MUMBAI: Indians shares fell on Wednesday as banks such as State Bank of India declined on caution ahead of the unveiling of a new methodology for calculating lending rates, with broader sentiment also hit by continued worries about a U.S. rate hike.
Reserve Bank of India Governor Raghuram Rajan, expressing frustration that lenders are not lowering lending rates despite steep rate cuts, said on Tuesday the central bank would soon announce a new methodology that will force them to set lending rates based on their marginal cost of funding.
Meanwhile, some software service exporters and auto firms such as TVS Motor fell as heavy flooding in the southern state of Tamil Nadu shut down factories and paralysed the airport.
Sentiment has also been weak as investors brace for the prospect of a U.S. rate hike in December.
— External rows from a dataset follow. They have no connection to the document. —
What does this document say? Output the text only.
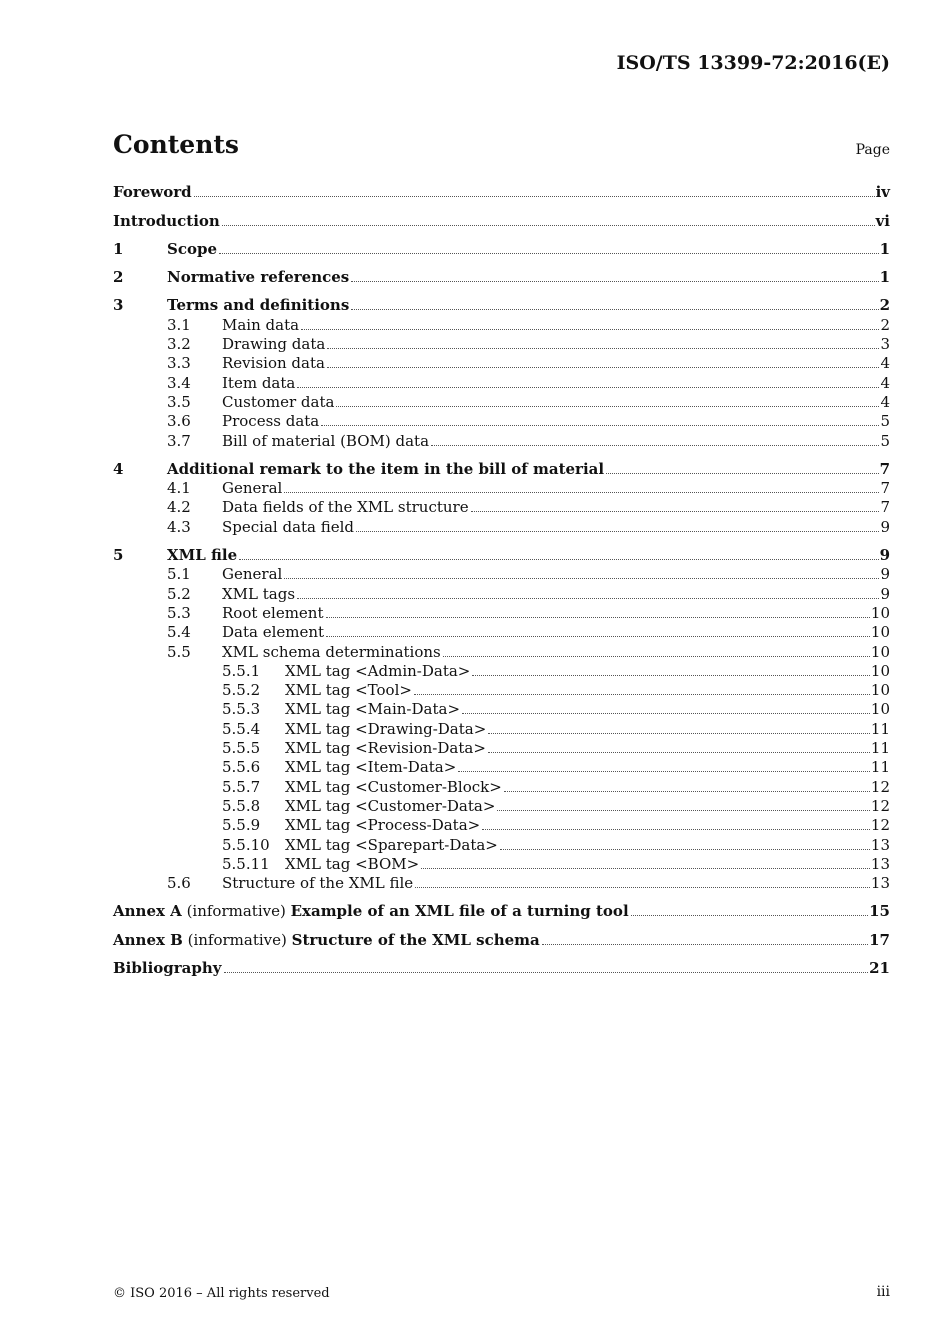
ISO/TS 13399-72:2016(E)
Contents	Page
Foreword	iv
Introduction	vi
1	Scope	1
2	Normative references	1
3	Terms and definitions	2
3.1	Main data	2
3.2	Drawing data	3
3.3	Revision data	4
3.4	Item data	4
3.5	Customer data	4
3.6	Process data	5
3.7	Bill of material (BOM) data	5
4	Additional remark to the item in the bill of material	7
4.1	General	7
4.2	Data fields of the XML structure	7
4.3	Special data field	9
5	XML file	9
5.1	General	9
5.2	XML tags	9
5.3	Root element	10
5.4	Data element	10
5.5	XML schema determinations	10
5.5.1	XML tag <Admin-Data>	10
5.5.2	XML tag <Tool>	10
5.5.3	XML tag <Main-Data>	10
5.5.4	XML tag <Drawing-Data>	11
5.5.5	XML tag <Revision-Data>	11
5.5.6	XML tag <Item-Data>	11
5.5.7	XML tag <Customer-Block>	12
5.5.8	XML tag <Customer-Data>	12
5.5.9	XML tag <Process-Data>	12
5.5.10	XML tag <Sparepart-Data>	13
5.5.11	XML tag <BOM>	13
5.6	Structure of the XML file	13
Annex A (informative) Example of an XML file of a turning tool	15
Annex B (informative) Structure of the XML schema	17
Bibliography	21
© ISO 2016 – All rights reserved	iii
Federal Reserve Chair Janet Yellen is due to hold public appearances over the next two days at a high-profile economics group and before a joint committee of Congress.
At the same time, investors are monitoring progress in the current session of parliament as Prime Minister Narendra Modi's government seeks to pass its reform agenda, including a new goods and services tax.
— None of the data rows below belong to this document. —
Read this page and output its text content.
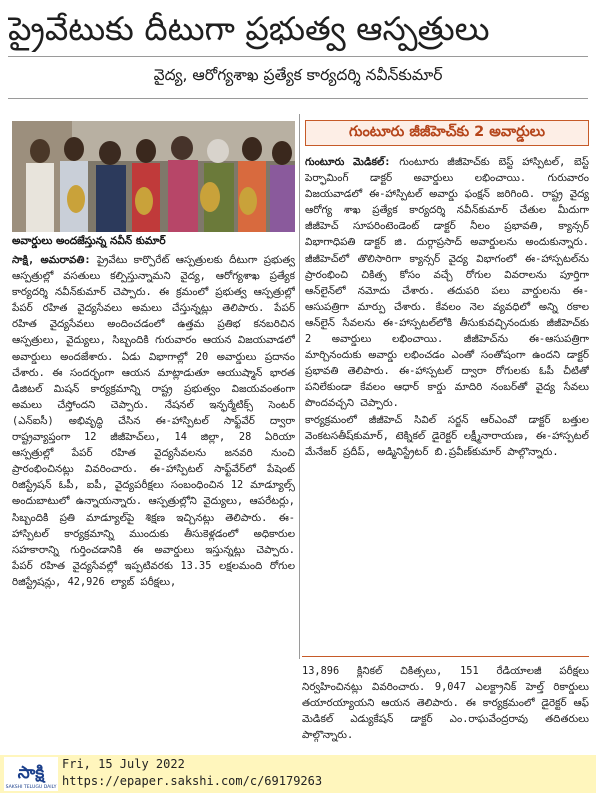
ప్రైవేటుకు దీటుగా ప్రభుత్వ ఆస్పత్రులు
వైద్య, ఆరోగ్యశాఖ ప్రత్యేక కార్యదర్శి నవీన్‌కుమార్
అవార్డులు అందజేస్తున్న నవీన్ కుమార్

సాక్షి, అమరావతి: ప్రైవేటు కార్పొరేట్ ఆస్పత్రులకు దీటుగా ప్రభుత్వ ఆస్పత్రుల్లో వసతులు కల్పిస్తున్నామని వైద్య, ఆరోగ్యశాఖ ప్రత్యేక కార్యదర్శి నవీన్‌కుమార్ చెప్పారు. ఈ క్రమంలో ప్రభుత్వ ఆస్పత్రుల్లో పేపర్ రహిత వైద్యసేవలు అమలు చేస్తున్నట్లు తెలిపారు. పేపర్ రహిత వైద్యసేవలు అందించడంలో ఉత్తమ ప్రతిభ కనబరిచిన ఆస్పత్రులు, వైద్యులు, సిబ్బందికి గురువారం ఆయన విజయవాడలో అవార్డులు అందజేశారు. ఏడు విభాగాల్లో 20 అవార్డులు ప్రదానం చేశారు. ఈ సందర్భంగా ఆయన మాట్లాడుతూ ఆయుష్మాన్ భారత డిజిటల్ మిషన్ కార్యక్రమాన్ని రాష్ట్ర ప్రభుత్వం విజయవంతంగా అమలు చేస్తోందని చెప్పారు. నేషనల్ ఇన్ఫర్మేటిక్స్ సెంటర్ (ఎన్‌ఐసీ) అభివృద్ధి చేసిన ఈ-హాస్పిటల్ సాఫ్ట్‌వేర్ ద్వారా రాష్ట్రవ్యాప్తంగా 12 జీజీహెచ్‌లు, 14 జిల్లా, 28 ఏరియా ఆస్పత్రుల్లో పేపర్ రహిత వైద్యసేవలను జనవరి నుంచి ప్రారంభించినట్లు వివరించారు. ఈ-హాస్పిటల్ సాఫ్ట్‌వేర్‌లో పేషెంట్ రిజిస్ట్రేషన్ ఓపీ, ఐపీ, వైద్యపరీక్షలు సంబంధించిన 12 మాడ్యూల్స్ అందుబాటులో ఉన్నాయన్నారు. ఆస్పత్రుల్లోని వైద్యులు, ఆపరేటర్లు, సిబ్బందికి ప్రతి మాడ్యూల్‌పై శిక్షణ ఇచ్చినట్లు తెలిపారు. ఈ-హాస్పిటల్ కార్యక్రమాన్ని ముందుకు తీసుకెళ్లడంలో అధికారుల సహకారాన్ని గుర్తించడానికి ఈ అవార్డులు ఇస్తున్నట్లు చెప్పారు. పేపర్ రహిత వైద్యసేవల్లో ఇప్పటివరకు 13.35 లక్షలమంది రోగుల రిజిస్ట్రేషన్లు, 42,926 ల్యాబ్ పరీక్షలు,

13,896 క్లినికల్ చికిత్సలు, 151 రేడియాలజీ పరీక్షలు నిర్వహించినట్లు వివరించారు. 9,047 ఎలక్ట్రానిక్ హెల్త్ రికార్డులు తయారయ్యాయని ఆయన తెలిపారు. ఈ కార్యక్రమంలో డైరెక్టర్ ఆఫ్ మెడికల్ ఎడ్యుకేషన్ డాక్టర్ ఎం.రాఘవేంద్రరావు తదితరులు పాల్గొన్నారు.

గుంటూరు జీజీహెచ్‌కు 2 అవార్డులు

గుంటూరు మెడికల్: గుంటూరు జీజీహెచ్‌కు బెస్ట్ హాస్పిటల్, బెస్ట్ పెర్ఫామింగ్ డాక్టర్ అవార్డులు లభించాయి. గురువారం విజయవాడలో ఈ-హాస్పిటల్ అవార్డు ఫంక్షన్ జరిగింది. రాష్ట్ర వైద్య ఆరోగ్య శాఖ ప్రత్యేక కార్యదర్శి నవీన్‌కుమార్ చేతుల మీదుగా జీజీహెచ్ సూపరింటెండెంట్ డాక్టర్ నీలం ప్రభావతి, క్యాన్సర్ విభాగాధిపతి డాక్టర్ జి. దుర్గాప్రసాద్ అవార్డులను అందుకున్నారు. జీజీహెచ్‌లో తొలిసారిగా క్యాన్సర్ వైద్య విభాగంలో ఈ-హాస్పటల్‌ను ప్రారంభించి చికిత్స కోసం వచ్చే రోగుల వివరాలను పూర్తిగా ఆన్‌లైన్‌లో నమోదు చేశారు. తదుపరి పలు వార్డులను ఈ-ఆసుపత్రిగా మార్పు చేశారు. కేవలం నెల వ్యవధిలో అన్ని రకాల ఆన్‌లైన్ సేవలను ఈ-హాస్పటల్‌లోకి తీసుకువచ్చినందుకు జీజీహెచ్‌కు 2 అవార్డులు లభించాయి. జీజీహెచ్‌ను ఈ-ఆసుపత్రిగా మార్చినందుకు అవార్డు లభించడం ఎంతో సంతోషంగా ఉందని డాక్టర్ ప్రభావతి తెలిపారు. ఈ-హాస్పటల్ ద్వారా రోగులకు ఓపీ చీటితో పనిలేకుండా కేవలం ఆధార్ కార్డు మాదిరి నంబర్‌తో వైద్య సేవలు పొందవచ్చని చెప్పారు.

కార్యక్రమంలో జీజీహెచ్ సివిల్ సర్జన్ ఆర్‌ఎంవో డాక్టర్ బత్తుల వెంకటసతీష్‌కుమార్, టెక్నికల్ డైరెక్టర్ లక్ష్మీనారాయణ, ఈ-హాస్పటల్ మేనేజర్ ప్రదీప్, అడ్మినిస్ట్రేటర్ బి.ప్రవీణ్‌కుమార్ పాల్గొన్నారు.

సాక్షి
SAKSHI TELUGU DAILY
Fri, 15 July 2022
https://epaper.sakshi.com/c/69179263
"Markets are cautious on the key tax bill's fate in the ongoing parliament session and expectations of a rate hike by the Fed. Markets would leave all the worries if corporate earnings rebound though in coming quarters," said G. Chokkalingam, founder of Equinomics, a research and fund advisory firm.
The Nifty was down 0.28 percent at 1:50 p.m., while the Sensex fell 0.16 percent.
Lenders led falls on worries about the impact on the sector when some of their freedom in setting rates is taken away.
State Bank of India fell 1.9 percent, while ICICI Bank was down 1.2 percent.
Meanwhile, firms with a presence in Tamil Nadu lost ground after heavy rains over the past two weeks caused widespread flooding. Infosys Ltd fell 1.6 percent.
Among auto-related companies, TVS Motor lost 5.2 percent while Ashok Leyland east 0.2 percent.